Recovery After Abuse: Find Your Place of Safety
If you’re coming out of an abusive relationship, it’s been a long time since you’ve felt safe. You’re used to tiptoeing around wondering when the next lightning bolt is going to hit. I hope you are now in a safe environment.
After months and years of never feeling safe to show your true self, I say now is your time to feel safe.
You need to discover your personal safe place – the place you can go to find peace, safety and rest. Finding your place of safety is the next important step for self care. How can you get in touch with your feelings and open your heart if you don’t feel safe?
You need a place where you can go when you need quiet time and rest. It must be fairly easy to get to. Here are a few ideas of safe places:
Your church sanctuary when there is no service going on.
A quiet spot in your garden to meditate.
A hot bath with the door locked.
The city library reading room.
Yoga class or swim time.
A special nook in your living room or dining room where you have privacy at least some part of the day.

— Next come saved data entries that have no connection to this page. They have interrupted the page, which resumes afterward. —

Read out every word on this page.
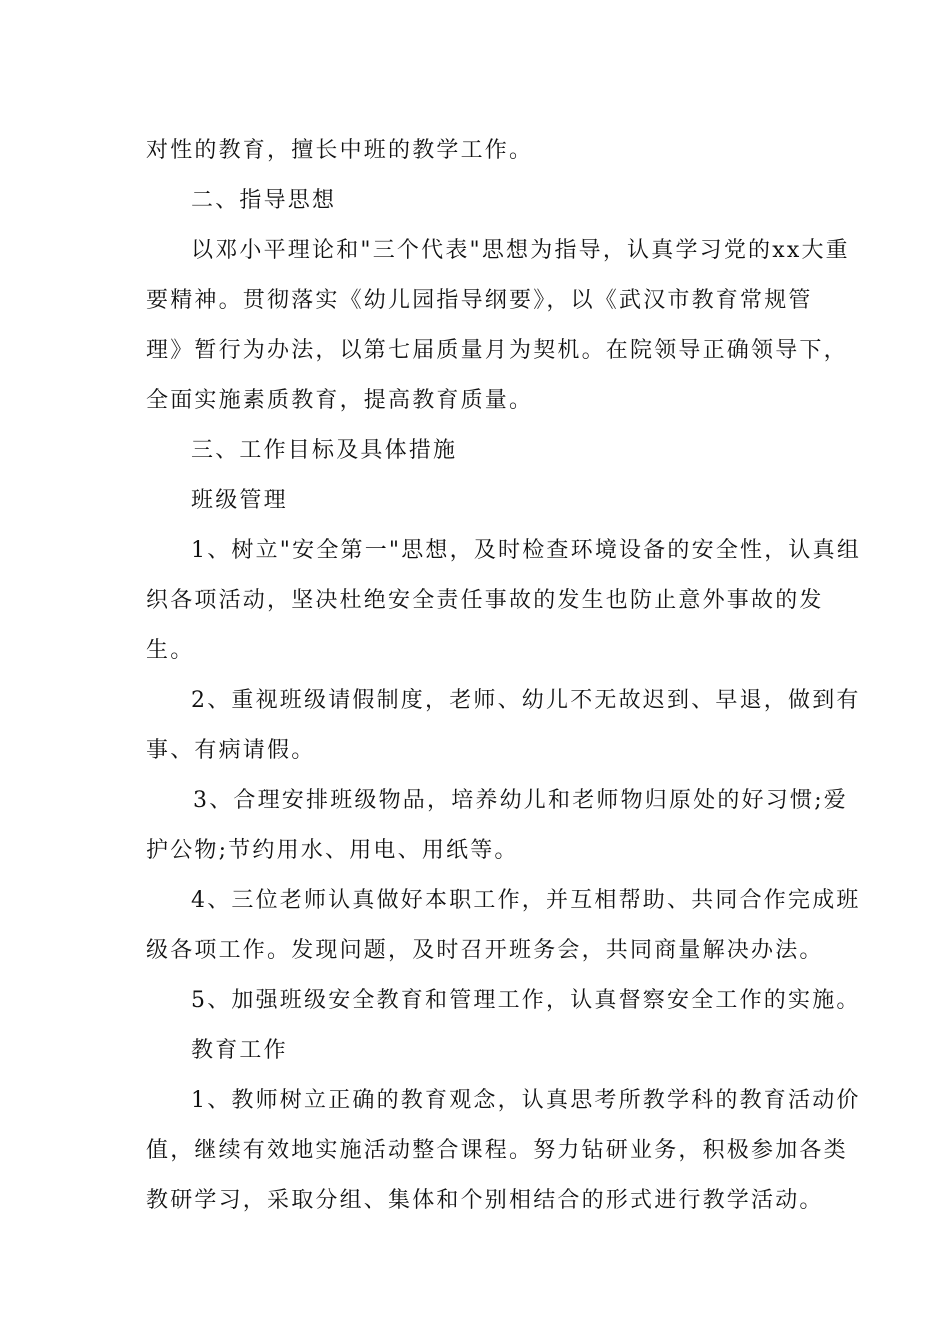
对性的教育，擅长中班的教学工作。
二、指导思想
以邓小平理论和"三个代表"思想为指导，认真学习党的xx大重
要精神。贯彻落实《幼儿园指导纲要》，以《武汉市教育常规管
理》暂行为办法，以第七届质量月为契机。在院领导正确领导下，
全面实施素质教育，提高教育质量。
三、工作目标及具体措施
班级管理
1、树立"安全第一"思想，及时检查环境设备的安全性，认真组
织各项活动，坚决杜绝安全责任事故的发生也防止意外事故的发
生。
2、重视班级请假制度，老师、幼儿不无故迟到、早退，做到有
事、有病请假。
3、合理安排班级物品，培养幼儿和老师物归原处的好习惯;爱
护公物;节约用水、用电、用纸等。
4、三位老师认真做好本职工作，并互相帮助、共同合作完成班
级各项工作。发现问题，及时召开班务会，共同商量解决办法。
5、加强班级安全教育和管理工作，认真督察安全工作的实施。
教育工作
1、教师树立正确的教育观念，认真思考所教学科的教育活动价
值，继续有效地实施活动整合课程。努力钻研业务，积极参加各类
教研学习，采取分组、集体和个别相结合的形式进行教学活动。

A walk with your dog in a quiet neighborhood.
Quiet time cuddling your cat.
A cup of coffee or tea on the patio or front steps.
You get the idea of what you need. If you are a stay-at-home-parent with young children, you may have to get creative. On sunny days perhaps you can have time with your thoughts while the children ride their bikes or trikes or splash in a wading pool. Or it could be afternoon nap or a children’s movie.
The important thing is that you find time for yourself at least once a day and at least for a few minutes. It must be a place where you feel completely safe to be alone with your thoughts. It must be a place of rest.
Examine your daily lifestyle to find places where you can rest, think, be and feel. It will transform your life.